Prosciutto Thin Crust Pizza

OOOOHHHHHHHH man I am loving all the pizzas we are making! They are turning out so darn good and this one is no exception. I especially love the balsamic vinegar sweetness to help balance out the salt from the prosciutto!

Serving Size: 1 Large Pizza

Pizza Dough Ingredients

  • 250g Double (00) Zero Pizza Dough

  • 200ml Room Temperature Water

  • 7.5g Coarse Salt

  • 3g Yeast

Pizza Topping Ingredients

  • 1/2 Pack of Prosciutto, ripped into smaller pieces

  • 2 Cups Mozzarella Cheese, shredded

  • 1 Cup Parmesan Cheese, shredded

  • 1 Cup Arugula

  • 1/4 Cup Corn Meal

  • 3-4 Tsp. EVOO Garlic Oil

  • 3-4 Tsp. EVOO Balsamic Oil

  • 2 Tsp. Red Pepper Flakes

  • 2 Tsp. Oregano

  • 1 Tsp. Garlic Powder

Pizza Dough Directions

  • Add yeast to room temperature water and let bloom (may need to add 1 tsp of Sugar if you are unsure if the yeast is active).

  • Combine flour, salt and yeasty water together in stand mixer.

  • As soon as the dough is all incorporated, stop the stand mixer and let it rest for 30 minutes.
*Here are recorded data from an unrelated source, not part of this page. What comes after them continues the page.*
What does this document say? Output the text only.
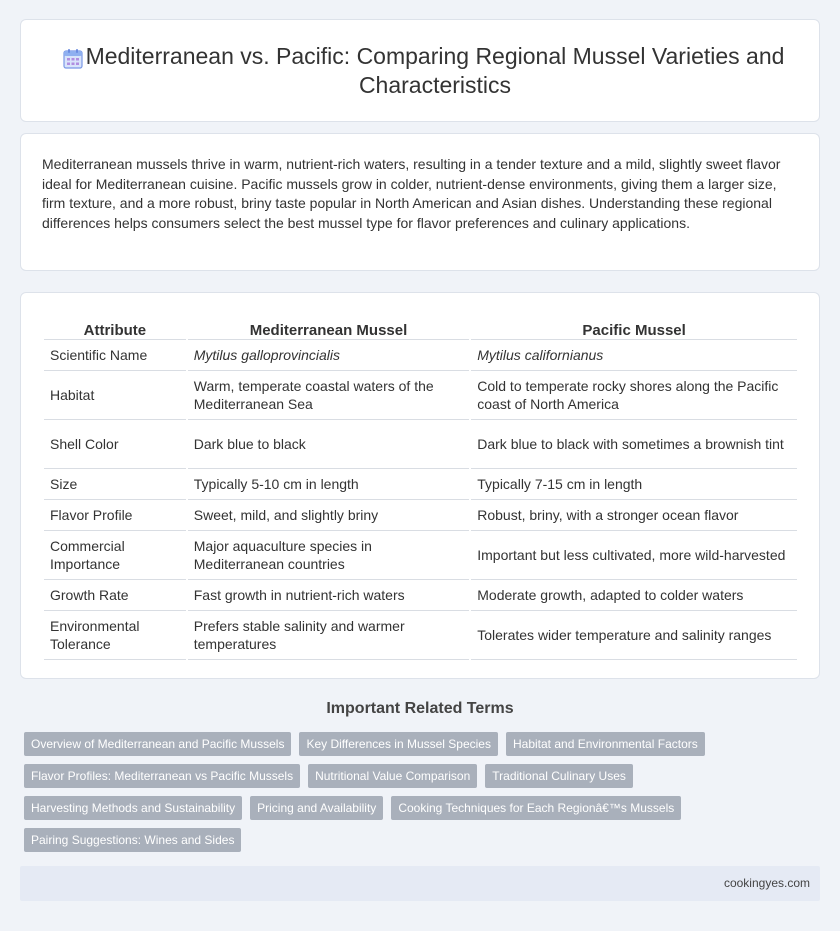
Mediterranean vs. Pacific: Comparing Regional Mussel Varieties and Characteristics

Mediterranean mussels thrive in warm, nutrient-rich waters, resulting in a tender texture and a mild, slightly sweet flavor ideal for Mediterranean cuisine. Pacific mussels grow in colder, nutrient-dense environments, giving them a larger size, firm texture, and a more robust, briny taste popular in North American and Asian dishes. Understanding these regional differences helps consumers select the best mussel type for flavor preferences and culinary applications.

Attribute	Mediterranean Mussel	Pacific Mussel
Scientific Name	Mytilus galloprovincialis	Mytilus californianus
Habitat	Warm, temperate coastal waters of the Mediterranean Sea	Cold to temperate rocky shores along the Pacific coast of North America
Shell Color	Dark blue to black	Dark blue to black with sometimes a brownish tint
Size	Typically 5-10 cm in length	Typically 7-15 cm in length
Flavor Profile	Sweet, mild, and slightly briny	Robust, briny, with a stronger ocean flavor
Commercial Importance	Major aquaculture species in Mediterranean countries	Important but less cultivated, more wild-harvested
Growth Rate	Fast growth in nutrient-rich waters	Moderate growth, adapted to colder waters
Environmental Tolerance	Prefers stable salinity and warmer temperatures	Tolerates wider temperature and salinity ranges
Important Related Terms
Overview of Mediterranean and Pacific Mussels	Key Differences in Mussel Species	Habitat and Environmental Factors
Flavor Profiles: Mediterranean vs Pacific Mussels	Nutritional Value Comparison	Traditional Culinary Uses
Harvesting Methods and Sustainability	Pricing and Availability	Cooking Techniques for Each Regionâ€™s Mussels
Pairing Suggestions: Wines and Sides
cookingyes.com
Turn stand mixer back on for 7-10 minutes.

  • With no flour on the counter, form dough into a perfect ball ensuring the pinch at the bottom is rolled out. Put ball and cover in fridge for up to 3 days. When you are ready to use the dough portion out as desired and let the doughballs sit under damp towel at room temp for 30 minutes. Ratio to follow is 100% flour to 3% salt to 1% yeast. No sugar added unless you want quick/warm fermentation or you need to check if yeast is still good. You will need a little flour when you are ready to form the dough.

  • Pre-heat the oven to 415F degrees. Sprinkle a large pizza pan with corn meal and form the dough then lay it out on top.

  • Slightly form a little crust . Brush the dough with the Garlic olive oil, add a little more if needed but you don’t want too much. Season with a little garlic powder too. Top with the mozzarella cheese and the majority of the parmesan cheese.

  • Season the crust with oregano. Bake for 10 minutes then BROIL on LO for 5 minutes.

  • Remove the pizza from the oven and top with the prosciutto then return to the oven.

  • Continue on broil LO for 3 minutes, remove again and sprinkle the remaining parmesan cheese (and the arugula at this point if you want it a little cooked if not wait until after).

  • Broil on LO another 2-3 minutes then remove. Add the arugula now if you haven’t already.

  • Using a pizza cutter, cut into slices then drizzle with the balsamic oil as desired.